Et heureusement pour les Rroms, il a annoncé des réformes puis a dû faire le crabe n’étant pas seul à peser dans la balance. L’Eglise s’y est opposée , la Commission européenne par deux fois a agi en contre-pouvoir de la volonté “césarienne” du Cavaliere. Par deux fois elle a opposé son veto à deux propositions : les peines de prison pour “délit d’immigration” et l’expulsion des Rroms du territoire italien.

Mais Silvio Berlusconi dans le fond se voit comment ? Après Césare, il se déclare prêt à devenir président sur le modèle français, un président italien aux pouvoirs renforcés et directement élu par le peuple. Dans ses propres troupes, on l’invite à baisser le ton, le dirigeant de la Ligue du Nord et ami du Cavaliere, fervent partisan du fédéralisme en Italie désapprouve, Silvio s’exécute.

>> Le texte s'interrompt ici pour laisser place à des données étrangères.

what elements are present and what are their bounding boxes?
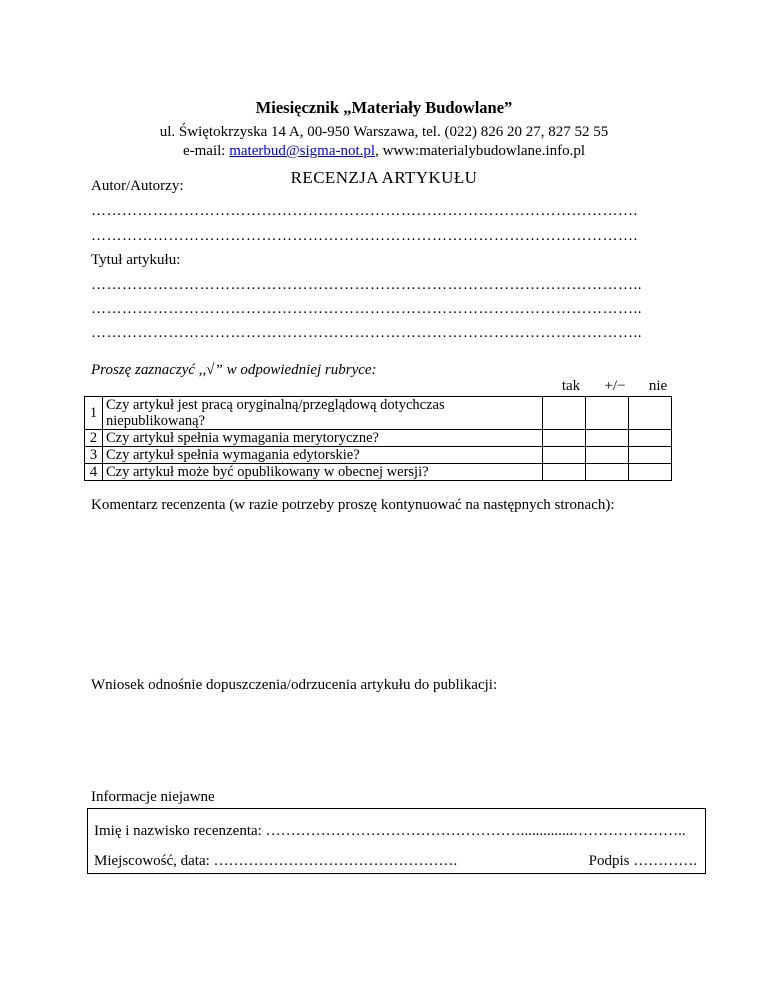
- table-row: [85, 464, 672, 481]
- question-number: 3: [85, 447, 103, 464]
- column-header-nie: nie: [648, 378, 668, 394]
- conclusion-area[interactable]: [87, 700, 706, 785]
- email-link[interactable]: materbud@sigma-not.pl: [229, 143, 376, 159]
- table-row: [85, 397, 672, 430]
- journal-contact: [0, 143, 768, 160]
- table-row: [85, 447, 672, 464]
- table-row: [85, 430, 672, 447]
- comment-label: Komentarz recenzenta (w razie potrzeby proszę kontynuować na następnych stronach):: [91, 497, 615, 513]
- question-text: Czy artykuł spełnia wymagania merytoryczne?: [103, 430, 543, 447]
- comment-area[interactable]: [87, 520, 706, 670]
- instruction-text: Proszę zaznaczyć ,,√” w odpowiedniej rubryce:: [91, 362, 377, 378]
- question-number: 4: [85, 464, 103, 481]
- confidential-box: [87, 808, 706, 874]
- column-header-partial: +/−: [604, 378, 626, 394]
- checkbox-partial[interactable]: [586, 430, 629, 447]
- checkbox-nie[interactable]: [629, 430, 672, 447]
- article-title-field-line[interactable]: ……………………………………………………………………………………………..: [91, 277, 642, 293]
- checkbox-tak[interactable]: [543, 430, 586, 447]
- place-date-field[interactable]: Miejscowość, data: ………………………………………….: [94, 853, 458, 869]
- email-prefix: e-mail:: [182, 143, 230, 159]
- question-text: Czy artykuł spełnia wymagania edytorskie?: [103, 447, 543, 464]
- author-label: Autor/Autorzy:: [91, 178, 184, 194]
- question-text: Czy artykuł może być opublikowany w obecnej wersji?: [103, 464, 543, 481]
- question-text: Czy artykuł jest pracą oryginalną/przeglądową dotychczas niepublikowaną?: [103, 397, 543, 430]
- signature-field[interactable]: Podpis ………….: [588, 853, 697, 869]
- column-header-tak: tak: [561, 378, 581, 394]
- checkbox-nie[interactable]: [629, 397, 672, 430]
- checkbox-nie[interactable]: [629, 447, 672, 464]
- author-field-line[interactable]: …………………………………………………………………………………………….: [91, 203, 638, 219]
- checkbox-partial[interactable]: [586, 464, 629, 481]
- checkbox-nie[interactable]: [629, 464, 672, 481]
- author-field-line[interactable]: …………………………………………………………………………………………….: [91, 228, 638, 244]
- questions-table: [84, 396, 672, 481]
- question-number: 2: [85, 430, 103, 447]
- checkbox-partial[interactable]: [586, 397, 629, 430]
- website-text: , www:materialybudowlane.info.pl: [375, 143, 586, 159]
- article-title-label: Tytuł artykułu:: [91, 252, 181, 268]
- question-number: 1: [85, 397, 103, 430]
- checkbox-tak[interactable]: [543, 397, 586, 430]
- journal-address: ul. Świętokrzyska 14 A, 00-950 Warszawa, tel. (022) 826 20 27, 827 52 55: [159, 124, 609, 140]
- article-title-field-line[interactable]: ……………………………………………………………………………………………..: [91, 301, 642, 317]
- checkbox-tak[interactable]: [543, 447, 586, 464]
- journal-title: Miesięcznik „Materiały Budowlane”: [255, 98, 513, 117]
- page-heading: RECENZJA ARTYKUŁU: [290, 168, 478, 187]
- reviewer-name-field[interactable]: Imię i nazwisko recenzenta: ……………………………………………..............…………………..: [94, 823, 686, 839]
- conclusion-label: Wniosek odnośnie dopuszczenia/odrzucenia artykułu do publikacji:: [91, 677, 498, 693]
- checkbox-partial[interactable]: [586, 447, 629, 464]
- confidential-label: Informacje niejawne: [91, 789, 215, 805]
- checkbox-tak[interactable]: [543, 464, 586, 481]
- article-title-field-line[interactable]: ……………………………………………………………………………………………..: [91, 325, 642, 341]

Puis finalement Silvio qui veut absolument impressionner a eu la bonne idée de suspendre Superman en bas de son hélicoptère arborant un masque montrant ses traits et avec ce triste pantin bleu suspendu au bout d'une corde, il a atterri dans le jardin de sa résidence secondaire à Naples, tout ceci pour faire une sacrée bonne surprise à son petit-fils.

Le petit-fils en est resté “bouche bée” et nous avec !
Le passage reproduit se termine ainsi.